Wake up Mr. Henry and hire me. You could do worst.

Wake up Mr. Henry and hire me. You could do worst and need a breath of fresh wind. I’ll Work for board and lodging and a pint on Fridays.

Before this season started Liverpool needed two new strikers to compliment Carroll and Suarez, and what did the Wise Men do? The got tid of Carroll! Along with Kuyt.
Liverpool thus started the season in worse condition than when they started last and my God, are they going to pay for it! First off I trusted that Mr. Henry but now I have reverted to my general distrust of everything American. They think only in bucks and no number of open letters is going to confuse me.
I cannot recall when last I felt about my beloved club the way I do now. With Houllier perhaps, but even his team was better. Thje Great  Rafa was dismissed, Kenny was dismissed, and for what? A bloody Mick from Swansea with his cute little notebook.

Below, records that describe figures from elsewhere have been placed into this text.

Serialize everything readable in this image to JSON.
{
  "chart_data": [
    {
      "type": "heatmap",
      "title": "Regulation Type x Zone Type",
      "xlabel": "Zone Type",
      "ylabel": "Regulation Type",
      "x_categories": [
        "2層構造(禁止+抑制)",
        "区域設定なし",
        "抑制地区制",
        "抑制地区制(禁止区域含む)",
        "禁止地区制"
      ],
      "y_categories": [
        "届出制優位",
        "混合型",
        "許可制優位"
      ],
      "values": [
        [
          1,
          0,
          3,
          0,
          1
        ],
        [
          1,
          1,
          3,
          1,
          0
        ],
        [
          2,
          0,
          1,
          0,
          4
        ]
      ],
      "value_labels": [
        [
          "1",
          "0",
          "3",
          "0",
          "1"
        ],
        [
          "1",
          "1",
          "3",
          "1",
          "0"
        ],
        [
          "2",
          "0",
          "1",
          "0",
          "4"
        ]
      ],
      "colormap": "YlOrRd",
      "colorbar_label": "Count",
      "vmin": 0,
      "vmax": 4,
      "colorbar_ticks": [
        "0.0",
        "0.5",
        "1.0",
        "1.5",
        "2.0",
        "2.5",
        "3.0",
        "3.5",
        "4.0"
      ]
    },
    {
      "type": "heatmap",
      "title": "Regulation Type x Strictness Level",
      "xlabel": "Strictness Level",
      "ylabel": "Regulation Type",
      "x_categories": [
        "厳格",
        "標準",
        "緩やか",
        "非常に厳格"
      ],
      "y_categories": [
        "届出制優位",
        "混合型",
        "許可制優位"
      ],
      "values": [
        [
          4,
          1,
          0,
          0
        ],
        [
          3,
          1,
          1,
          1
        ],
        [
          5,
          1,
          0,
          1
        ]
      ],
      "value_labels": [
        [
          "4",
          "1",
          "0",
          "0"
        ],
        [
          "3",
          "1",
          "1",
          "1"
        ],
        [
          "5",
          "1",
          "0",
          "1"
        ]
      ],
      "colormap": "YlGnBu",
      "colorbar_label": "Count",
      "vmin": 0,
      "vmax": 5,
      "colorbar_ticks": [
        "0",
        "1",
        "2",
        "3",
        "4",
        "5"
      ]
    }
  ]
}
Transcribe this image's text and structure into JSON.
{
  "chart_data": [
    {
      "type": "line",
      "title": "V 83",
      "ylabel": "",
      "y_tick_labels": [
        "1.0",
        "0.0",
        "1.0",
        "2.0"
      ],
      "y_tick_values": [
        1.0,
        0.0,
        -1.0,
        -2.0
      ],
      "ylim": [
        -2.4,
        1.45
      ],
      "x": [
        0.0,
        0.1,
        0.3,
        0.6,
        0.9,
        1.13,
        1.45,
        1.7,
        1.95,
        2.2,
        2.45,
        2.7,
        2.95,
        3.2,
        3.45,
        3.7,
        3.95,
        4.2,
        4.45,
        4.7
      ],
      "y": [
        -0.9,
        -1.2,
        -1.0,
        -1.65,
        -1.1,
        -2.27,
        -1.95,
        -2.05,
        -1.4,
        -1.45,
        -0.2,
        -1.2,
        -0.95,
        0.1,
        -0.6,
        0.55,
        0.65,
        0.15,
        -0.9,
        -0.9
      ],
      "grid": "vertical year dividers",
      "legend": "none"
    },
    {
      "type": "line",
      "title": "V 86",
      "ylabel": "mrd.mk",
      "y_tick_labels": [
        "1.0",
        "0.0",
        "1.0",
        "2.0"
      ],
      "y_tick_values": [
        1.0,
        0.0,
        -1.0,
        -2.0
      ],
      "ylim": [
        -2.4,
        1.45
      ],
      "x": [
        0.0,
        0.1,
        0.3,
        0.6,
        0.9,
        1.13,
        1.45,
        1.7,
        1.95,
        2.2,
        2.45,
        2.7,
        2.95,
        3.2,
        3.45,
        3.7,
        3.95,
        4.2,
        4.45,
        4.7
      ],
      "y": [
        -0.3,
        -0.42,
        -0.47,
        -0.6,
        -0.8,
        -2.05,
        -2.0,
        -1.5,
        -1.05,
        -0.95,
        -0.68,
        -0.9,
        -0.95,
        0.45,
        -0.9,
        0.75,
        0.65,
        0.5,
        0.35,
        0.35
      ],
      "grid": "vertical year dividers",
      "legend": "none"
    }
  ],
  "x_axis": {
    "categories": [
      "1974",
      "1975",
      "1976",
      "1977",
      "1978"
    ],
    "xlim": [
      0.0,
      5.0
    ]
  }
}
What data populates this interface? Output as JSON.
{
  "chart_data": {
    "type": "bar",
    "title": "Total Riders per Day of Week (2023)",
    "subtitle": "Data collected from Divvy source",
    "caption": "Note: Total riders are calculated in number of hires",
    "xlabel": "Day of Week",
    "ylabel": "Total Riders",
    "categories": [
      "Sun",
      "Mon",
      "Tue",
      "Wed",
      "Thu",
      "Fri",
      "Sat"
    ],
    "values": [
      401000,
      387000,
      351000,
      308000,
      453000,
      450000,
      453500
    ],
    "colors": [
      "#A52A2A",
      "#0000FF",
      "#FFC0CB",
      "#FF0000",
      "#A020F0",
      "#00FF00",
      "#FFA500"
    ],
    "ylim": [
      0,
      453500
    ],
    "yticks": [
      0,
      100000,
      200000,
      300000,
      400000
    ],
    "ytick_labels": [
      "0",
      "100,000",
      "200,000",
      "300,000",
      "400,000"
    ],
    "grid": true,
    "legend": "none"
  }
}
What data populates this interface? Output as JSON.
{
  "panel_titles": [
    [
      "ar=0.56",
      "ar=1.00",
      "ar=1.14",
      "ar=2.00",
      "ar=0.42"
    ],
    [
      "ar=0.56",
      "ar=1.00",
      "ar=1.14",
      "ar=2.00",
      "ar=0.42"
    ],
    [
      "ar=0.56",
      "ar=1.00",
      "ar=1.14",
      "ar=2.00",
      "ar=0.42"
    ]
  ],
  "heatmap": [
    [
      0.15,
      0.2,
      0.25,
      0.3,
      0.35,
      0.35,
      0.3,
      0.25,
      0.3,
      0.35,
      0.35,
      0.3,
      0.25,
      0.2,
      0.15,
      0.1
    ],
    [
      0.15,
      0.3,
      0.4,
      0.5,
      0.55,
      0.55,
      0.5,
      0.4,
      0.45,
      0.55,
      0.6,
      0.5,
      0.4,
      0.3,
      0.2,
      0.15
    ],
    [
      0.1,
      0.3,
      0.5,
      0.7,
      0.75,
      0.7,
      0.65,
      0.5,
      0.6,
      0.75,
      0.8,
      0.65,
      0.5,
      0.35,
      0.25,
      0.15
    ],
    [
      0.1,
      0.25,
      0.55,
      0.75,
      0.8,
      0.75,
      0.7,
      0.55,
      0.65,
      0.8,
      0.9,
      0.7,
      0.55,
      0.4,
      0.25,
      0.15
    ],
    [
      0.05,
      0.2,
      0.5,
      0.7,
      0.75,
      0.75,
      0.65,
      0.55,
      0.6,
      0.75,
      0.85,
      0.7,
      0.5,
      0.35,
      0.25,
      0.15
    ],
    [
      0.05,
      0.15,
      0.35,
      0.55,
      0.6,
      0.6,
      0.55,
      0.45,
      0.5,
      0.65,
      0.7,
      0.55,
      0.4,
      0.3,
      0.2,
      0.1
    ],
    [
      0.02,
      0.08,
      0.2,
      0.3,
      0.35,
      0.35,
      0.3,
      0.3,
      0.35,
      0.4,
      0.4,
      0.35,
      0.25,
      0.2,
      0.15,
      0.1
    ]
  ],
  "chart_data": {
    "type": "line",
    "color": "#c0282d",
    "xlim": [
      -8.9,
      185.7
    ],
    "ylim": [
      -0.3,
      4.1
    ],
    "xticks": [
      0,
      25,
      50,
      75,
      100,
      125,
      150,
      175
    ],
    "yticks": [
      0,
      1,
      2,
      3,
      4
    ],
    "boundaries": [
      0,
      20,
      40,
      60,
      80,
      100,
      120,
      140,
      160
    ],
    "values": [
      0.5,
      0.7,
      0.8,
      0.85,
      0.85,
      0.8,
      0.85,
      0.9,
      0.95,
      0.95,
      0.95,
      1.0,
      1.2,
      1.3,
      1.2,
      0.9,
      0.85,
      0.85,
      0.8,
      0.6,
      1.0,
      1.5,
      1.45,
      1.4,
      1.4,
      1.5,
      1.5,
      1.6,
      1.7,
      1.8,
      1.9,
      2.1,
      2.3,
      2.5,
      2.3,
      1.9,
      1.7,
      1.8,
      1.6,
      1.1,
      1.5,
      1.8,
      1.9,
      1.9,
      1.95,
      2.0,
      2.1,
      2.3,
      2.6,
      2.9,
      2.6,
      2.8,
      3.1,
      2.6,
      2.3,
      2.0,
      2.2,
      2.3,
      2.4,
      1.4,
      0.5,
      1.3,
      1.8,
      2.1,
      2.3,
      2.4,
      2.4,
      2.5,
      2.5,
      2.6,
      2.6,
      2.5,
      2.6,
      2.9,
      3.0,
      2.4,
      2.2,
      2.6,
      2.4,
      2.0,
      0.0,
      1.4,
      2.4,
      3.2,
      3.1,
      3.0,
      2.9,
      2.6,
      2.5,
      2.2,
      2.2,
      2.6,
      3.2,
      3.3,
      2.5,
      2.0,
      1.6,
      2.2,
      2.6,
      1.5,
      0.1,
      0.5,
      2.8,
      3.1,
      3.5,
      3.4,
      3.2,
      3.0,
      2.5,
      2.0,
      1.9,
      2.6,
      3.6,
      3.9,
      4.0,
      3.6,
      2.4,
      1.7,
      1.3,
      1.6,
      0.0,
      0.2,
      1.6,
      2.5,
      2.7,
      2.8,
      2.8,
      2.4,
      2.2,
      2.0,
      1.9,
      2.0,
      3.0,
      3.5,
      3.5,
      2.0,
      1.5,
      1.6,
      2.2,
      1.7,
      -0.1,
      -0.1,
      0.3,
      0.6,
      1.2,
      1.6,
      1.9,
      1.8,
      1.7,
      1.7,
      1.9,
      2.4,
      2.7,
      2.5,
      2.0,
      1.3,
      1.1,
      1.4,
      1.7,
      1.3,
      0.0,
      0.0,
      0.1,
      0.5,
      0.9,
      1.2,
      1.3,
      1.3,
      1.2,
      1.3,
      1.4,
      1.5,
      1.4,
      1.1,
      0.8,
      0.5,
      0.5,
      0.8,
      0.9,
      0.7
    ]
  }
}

and a shitload of teenagers.
There are two things that bare out my pessismism. No three; Lawro has no faith in us, the deadly silence from the crowd at Anfield after Arsenal slaughtered us, and the thousands of empty seats. Welcome to British football Mr. Henry. If anything is long term, British football is not. Its war, Mr. Enery, and one adapts to the circumstances of war, where the shit hits the fan from the first whistle.
By the way, Employ me. I know a great deal about this, have the dressing room with me, and have a thing or two to change.